Coffee? What’s that? I’m told I’m probably the only person in the Continental United States who never touches the stuff. In fact, I am repelled by the taste and the smell of bitter beans, as I refer to them.
As I look forward to the coming new year, I will probably drink hundreds of cups of hot tea and, when it gets hot, hundreds of glasses of iced tea (the same blend as my morning pot).
I make no special claims for tea, other than that I love the smooth taste. Drinking it makes me feel calm, even just before going to bed.

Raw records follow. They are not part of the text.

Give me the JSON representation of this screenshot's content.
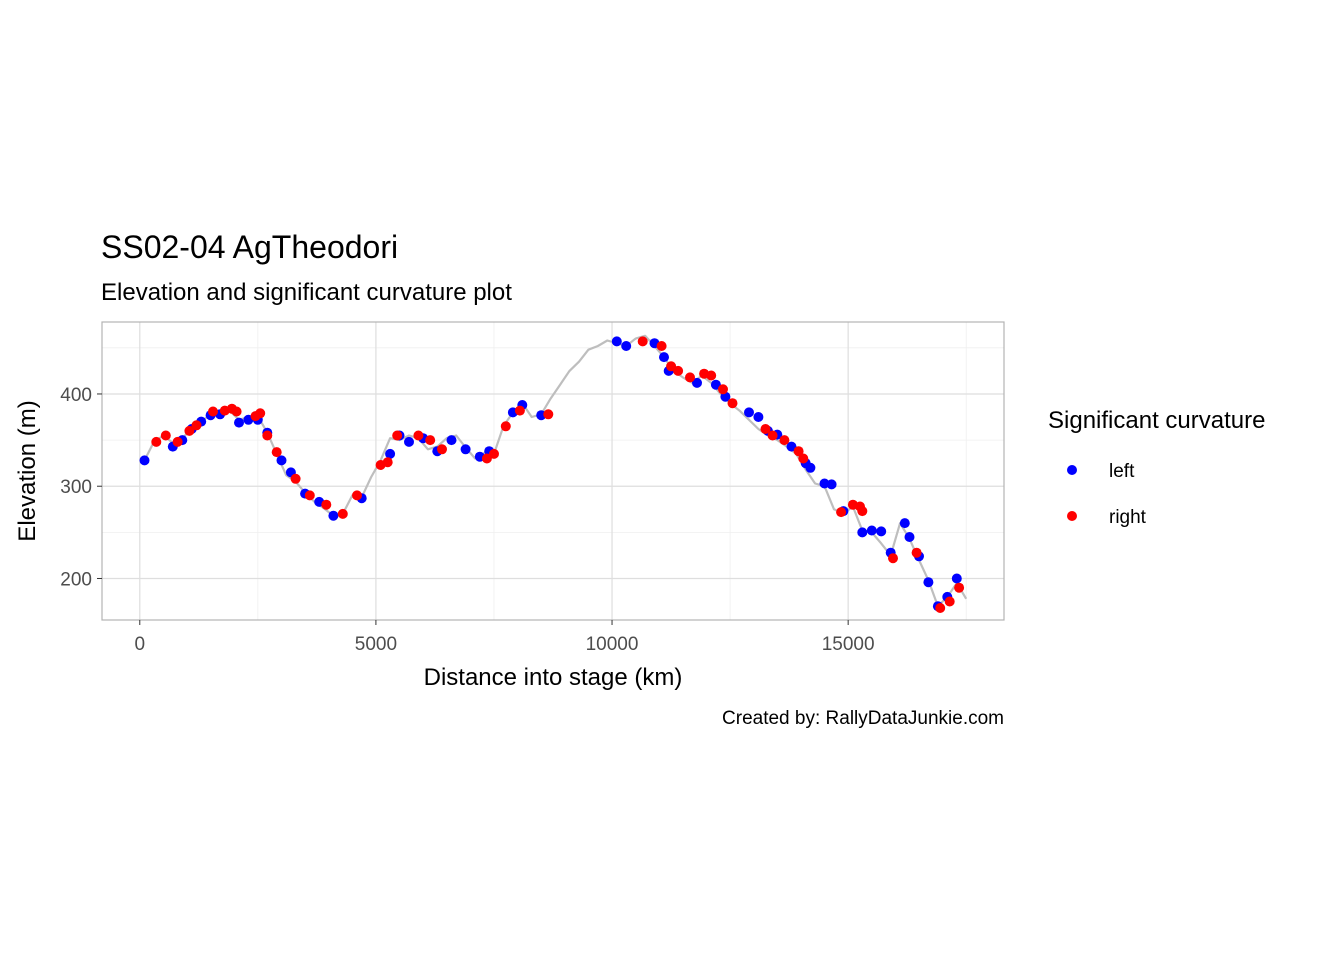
{
  "chart_data": {
    "type": "scatter",
    "title": "SS02-04 AgTheodori",
    "subtitle": "Elevation and significant curvature plot",
    "xlabel": "Distance into stage (km)",
    "ylabel": "Elevation (m)",
    "caption": "Created by: RallyDataJunkie.com",
    "xlim": [
      -800,
      18300
    ],
    "ylim": [
      155,
      478
    ],
    "x_ticks": [
      0,
      5000,
      10000,
      15000
    ],
    "x_tick_labels": [
      "0",
      "5000",
      "10000",
      "15000"
    ],
    "y_ticks": [
      200,
      300,
      400
    ],
    "y_tick_labels": [
      "200",
      "300",
      "400"
    ],
    "grid": true,
    "legend": {
      "title": "Significant curvature",
      "position": "right",
      "entries": [
        {
          "label": "left",
          "color": "#0000ff"
        },
        {
          "label": "right",
          "color": "#ff0000"
        }
      ]
    },
    "profile_line": {
      "color": "#bebebe",
      "x": [
        100,
        300,
        500,
        700,
        900,
        1100,
        1300,
        1500,
        1700,
        1900,
        2100,
        2300,
        2500,
        2700,
        2900,
        3100,
        3300,
        3500,
        3700,
        3900,
        4100,
        4300,
        4500,
        4700,
        4900,
        5100,
        5300,
        5500,
        5700,
        5900,
        6100,
        6300,
        6500,
        6700,
        6900,
        7100,
        7300,
        7500,
        7700,
        7900,
        8100,
        8300,
        8500,
        8700,
        8900,
        9100,
        9300,
        9500,
        9700,
        9900,
        10100,
        10300,
        10500,
        10700,
        10900,
        11100,
        11300,
        11500,
        11700,
        11900,
        12100,
        12300,
        12500,
        12700,
        12900,
        13100,
        13300,
        13500,
        13700,
        13900,
        14100,
        14300,
        14500,
        14700,
        14900,
        15100,
        15300,
        15500,
        15700,
        15900,
        16100,
        16300,
        16500,
        16700,
        16900,
        17100,
        17300,
        17500
      ],
      "y": [
        328,
        348,
        355,
        347,
        352,
        362,
        370,
        378,
        380,
        382,
        372,
        375,
        376,
        358,
        335,
        312,
        305,
        293,
        283,
        276,
        268,
        270,
        290,
        288,
        310,
        328,
        352,
        350,
        355,
        352,
        340,
        343,
        352,
        355,
        342,
        330,
        336,
        335,
        365,
        380,
        390,
        375,
        378,
        395,
        410,
        425,
        435,
        448,
        452,
        458,
        455,
        452,
        460,
        463,
        452,
        440,
        425,
        418,
        412,
        420,
        412,
        400,
        390,
        382,
        372,
        362,
        355,
        350,
        343,
        335,
        318,
        303,
        300,
        275,
        270,
        278,
        252,
        250,
        238,
        225,
        260,
        243,
        220,
        198,
        170,
        180,
        195,
        178
      ]
    },
    "series": [
      {
        "name": "left",
        "color": "#0000ff",
        "points": [
          [
            100,
            328
          ],
          [
            700,
            343
          ],
          [
            900,
            350
          ],
          [
            1100,
            362
          ],
          [
            1300,
            370
          ],
          [
            1500,
            377
          ],
          [
            1700,
            378
          ],
          [
            2100,
            369
          ],
          [
            2300,
            372
          ],
          [
            2500,
            372
          ],
          [
            2700,
            358
          ],
          [
            3000,
            328
          ],
          [
            3200,
            315
          ],
          [
            3500,
            292
          ],
          [
            3800,
            283
          ],
          [
            4100,
            268
          ],
          [
            4700,
            287
          ],
          [
            5300,
            335
          ],
          [
            5500,
            355
          ],
          [
            5700,
            348
          ],
          [
            6000,
            352
          ],
          [
            6300,
            338
          ],
          [
            6600,
            350
          ],
          [
            6900,
            340
          ],
          [
            7200,
            332
          ],
          [
            7400,
            338
          ],
          [
            7900,
            380
          ],
          [
            8100,
            388
          ],
          [
            8500,
            377
          ],
          [
            10100,
            457
          ],
          [
            10300,
            452
          ],
          [
            10900,
            455
          ],
          [
            11100,
            440
          ],
          [
            11200,
            425
          ],
          [
            11800,
            412
          ],
          [
            12200,
            410
          ],
          [
            12400,
            397
          ],
          [
            12900,
            380
          ],
          [
            13100,
            375
          ],
          [
            13300,
            360
          ],
          [
            13500,
            356
          ],
          [
            13800,
            343
          ],
          [
            14100,
            325
          ],
          [
            14200,
            320
          ],
          [
            14500,
            303
          ],
          [
            14650,
            302
          ],
          [
            14900,
            273
          ],
          [
            15300,
            250
          ],
          [
            15500,
            252
          ],
          [
            15700,
            251
          ],
          [
            15900,
            228
          ],
          [
            16200,
            260
          ],
          [
            16300,
            245
          ],
          [
            16500,
            224
          ],
          [
            16700,
            196
          ],
          [
            16900,
            170
          ],
          [
            17100,
            180
          ],
          [
            17300,
            200
          ]
        ]
      },
      {
        "name": "right",
        "color": "#ff0000",
        "points": [
          [
            350,
            348
          ],
          [
            550,
            355
          ],
          [
            800,
            348
          ],
          [
            1050,
            360
          ],
          [
            1200,
            366
          ],
          [
            1550,
            381
          ],
          [
            1800,
            382
          ],
          [
            1950,
            384
          ],
          [
            2050,
            381
          ],
          [
            2450,
            376
          ],
          [
            2550,
            379
          ],
          [
            2700,
            355
          ],
          [
            2900,
            337
          ],
          [
            3300,
            308
          ],
          [
            3600,
            290
          ],
          [
            3950,
            280
          ],
          [
            4300,
            270
          ],
          [
            4600,
            290
          ],
          [
            5100,
            323
          ],
          [
            5250,
            326
          ],
          [
            5450,
            355
          ],
          [
            5900,
            355
          ],
          [
            6150,
            350
          ],
          [
            6400,
            340
          ],
          [
            7350,
            330
          ],
          [
            7500,
            335
          ],
          [
            7750,
            365
          ],
          [
            8050,
            382
          ],
          [
            8650,
            378
          ],
          [
            10650,
            457
          ],
          [
            11050,
            452
          ],
          [
            11250,
            430
          ],
          [
            11400,
            425
          ],
          [
            11650,
            418
          ],
          [
            11950,
            422
          ],
          [
            12100,
            420
          ],
          [
            12350,
            405
          ],
          [
            12550,
            390
          ],
          [
            13250,
            362
          ],
          [
            13400,
            355
          ],
          [
            13650,
            350
          ],
          [
            13950,
            338
          ],
          [
            14050,
            330
          ],
          [
            14850,
            272
          ],
          [
            15100,
            280
          ],
          [
            15250,
            278
          ],
          [
            15300,
            273
          ],
          [
            15950,
            222
          ],
          [
            16450,
            228
          ],
          [
            16950,
            168
          ],
          [
            17150,
            175
          ],
          [
            17350,
            190
          ]
        ]
      }
    ]
  }
}
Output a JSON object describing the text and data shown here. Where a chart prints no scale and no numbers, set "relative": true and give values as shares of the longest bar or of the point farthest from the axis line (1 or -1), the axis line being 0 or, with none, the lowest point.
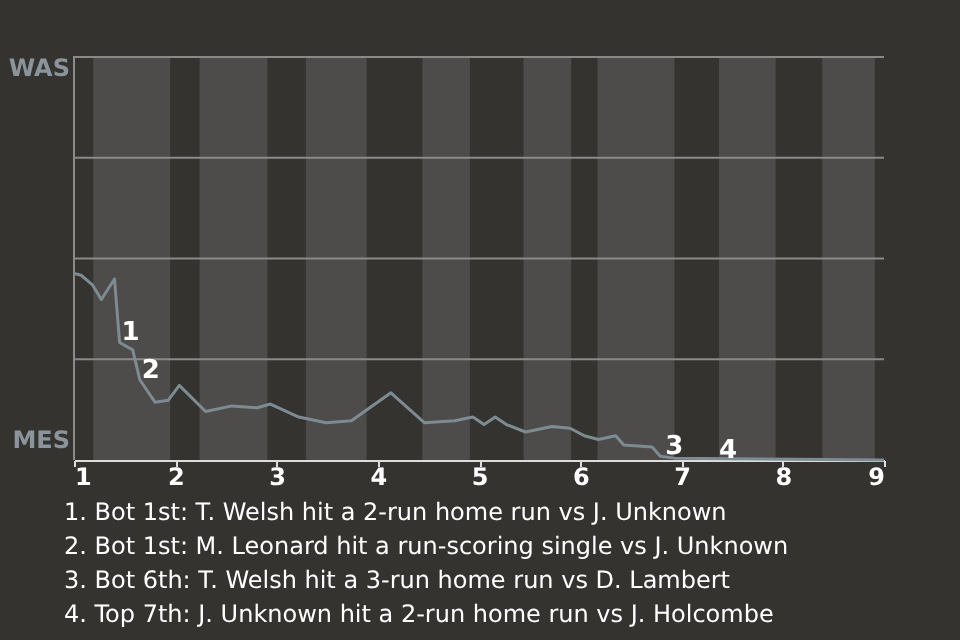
{
  "chart_data": {
    "type": "line",
    "relative": true,
    "x": [
      1,
      1.07,
      1.18,
      1.27,
      1.4,
      1.45,
      1.58,
      1.65,
      1.8,
      1.93,
      2.04,
      2.3,
      2.56,
      2.81,
      2.94,
      3.22,
      3.49,
      3.74,
      4.13,
      4.46,
      4.76,
      4.94,
      5.05,
      5.16,
      5.27,
      5.46,
      5.72,
      5.9,
      6.04,
      6.18,
      6.35,
      6.43,
      6.71,
      6.79,
      6.93,
      9
    ],
    "series": [
      {
        "color": "#7d8b93",
        "values": [
          1,
          0.99,
          0.94,
          0.86,
          0.97,
          0.63,
          0.59,
          0.43,
          0.31,
          0.32,
          0.4,
          0.26,
          0.29,
          0.28,
          0.3,
          0.23,
          0.2,
          0.21,
          0.36,
          0.2,
          0.21,
          0.23,
          0.19,
          0.23,
          0.19,
          0.15,
          0.18,
          0.17,
          0.13,
          0.11,
          0.13,
          0.08,
          0.07,
          0.02,
          0.01,
          0
        ]
      }
    ],
    "xlim": [
      1,
      9
    ],
    "xticks": [
      1,
      2,
      3,
      4,
      5,
      6,
      7,
      8,
      9
    ],
    "marker": "none",
    "line_style": "solid",
    "ref_lines": [
      {
        "axis": "y",
        "value": 0.54,
        "color": "#8a8a8a"
      },
      {
        "axis": "y",
        "value": 1.08,
        "color": "#8a8a8a"
      },
      {
        "axis": "y",
        "value": 1.62,
        "color": "#8a8a8a"
      },
      {
        "axis": "y",
        "value": 2.16,
        "color": "#8a8a8a"
      }
    ],
    "bands": [
      {
        "axis": "x",
        "from": 1.19,
        "to": 1.95,
        "color": "#4d4c4a"
      },
      {
        "axis": "x",
        "from": 2.24,
        "to": 2.91,
        "color": "#4d4c4a"
      },
      {
        "axis": "x",
        "from": 3.29,
        "to": 3.89,
        "color": "#4d4c4a"
      },
      {
        "axis": "x",
        "from": 4.44,
        "to": 4.91,
        "color": "#4d4c4a"
      },
      {
        "axis": "x",
        "from": 5.44,
        "to": 5.91,
        "color": "#4d4c4a"
      },
      {
        "axis": "x",
        "from": 6.17,
        "to": 6.93,
        "color": "#4d4c4a"
      },
      {
        "axis": "x",
        "from": 7.37,
        "to": 7.93,
        "color": "#4d4c4a"
      },
      {
        "axis": "x",
        "from": 8.39,
        "to": 8.91,
        "color": "#4d4c4a"
      }
    ],
    "annotations": [
      "WAS",
      "MES",
      {
        "text": "1",
        "x": 1.45,
        "y": 0.63
      },
      {
        "text": "2",
        "x": 1.65,
        "y": 0.43
      },
      {
        "text": "3",
        "x": 6.82,
        "y": 0.02
      },
      {
        "text": "4",
        "x": 7.35,
        "y": 0
      },
      "1. Bot 1st: T. Welsh hit a 2-run home run vs J. Unknown",
      "2. Bot 1st: M. Leonard hit a run-scoring single vs J. Unknown",
      "3. Bot 6th: T. Welsh hit a 3-run home run vs D. Lambert",
      "4. Top 7th: J. Unknown hit a 2-run home run vs J. Holcombe"
    ]
  }
}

My parents told me that, as a small child, I used to sip their coffee. What happened in my childhood years that made me turn so vehemently against the stuff? Did I have a bad cap of joe? Did I spill some on myself and burn myself? Apparently, even my mother and father didn’t know.
No, It’s Not Coffee … Ever!
With most Americans, I would wager that what flows in their veins is either coffee or Coca-Cola. With me, it’s tea—either hot or iced. And my tea is occasionally made with tea bags, but most of the time with tea leaves which I store in bulk. Although I also drink Chinese and Japanese green teas with my Chinese or Japanese food, my tea of choice for my own cooking is Indian black tea. Darjeeling is by far the best, but the better grades can be fiendishly expensive. So I usually blend it with Ceylon or Assam depending on the time of year.
When it gets cooler, as it is now, I like to mix the Darjeeling with a “wake-me-up” Assam like Baruti or Ghalami. I -purchase the tea in bulk either from an Indian or Persian grocery store. One pound of any loose black tea will last me the better part of a year.
I have a cheap Japanese metal pot with a removable insert so that I don’t need a strainer to remove the infused tea leaves from my cup. After making a couple of cups of hot tea for breakfast, I save the rest of the tea in the pot for iced tea, adding two or three ice cubes per glass. During the summer, I usually drink iced tea all the time, including for breakfast.
My iced tea is usually unsweetened. For hot tea, I like to add mesquite honey and a squeeze of fresh lime.
Sometimes I don’t even think of myself as an American because I’m not hooked on coffee and Coke. Although I will occasionally drink a Coke when the only alternative is iced tea adulterated with passion fruit, raspberries, or kumquats. Adulterated iced tea is an abomination and to be avoided at all costs.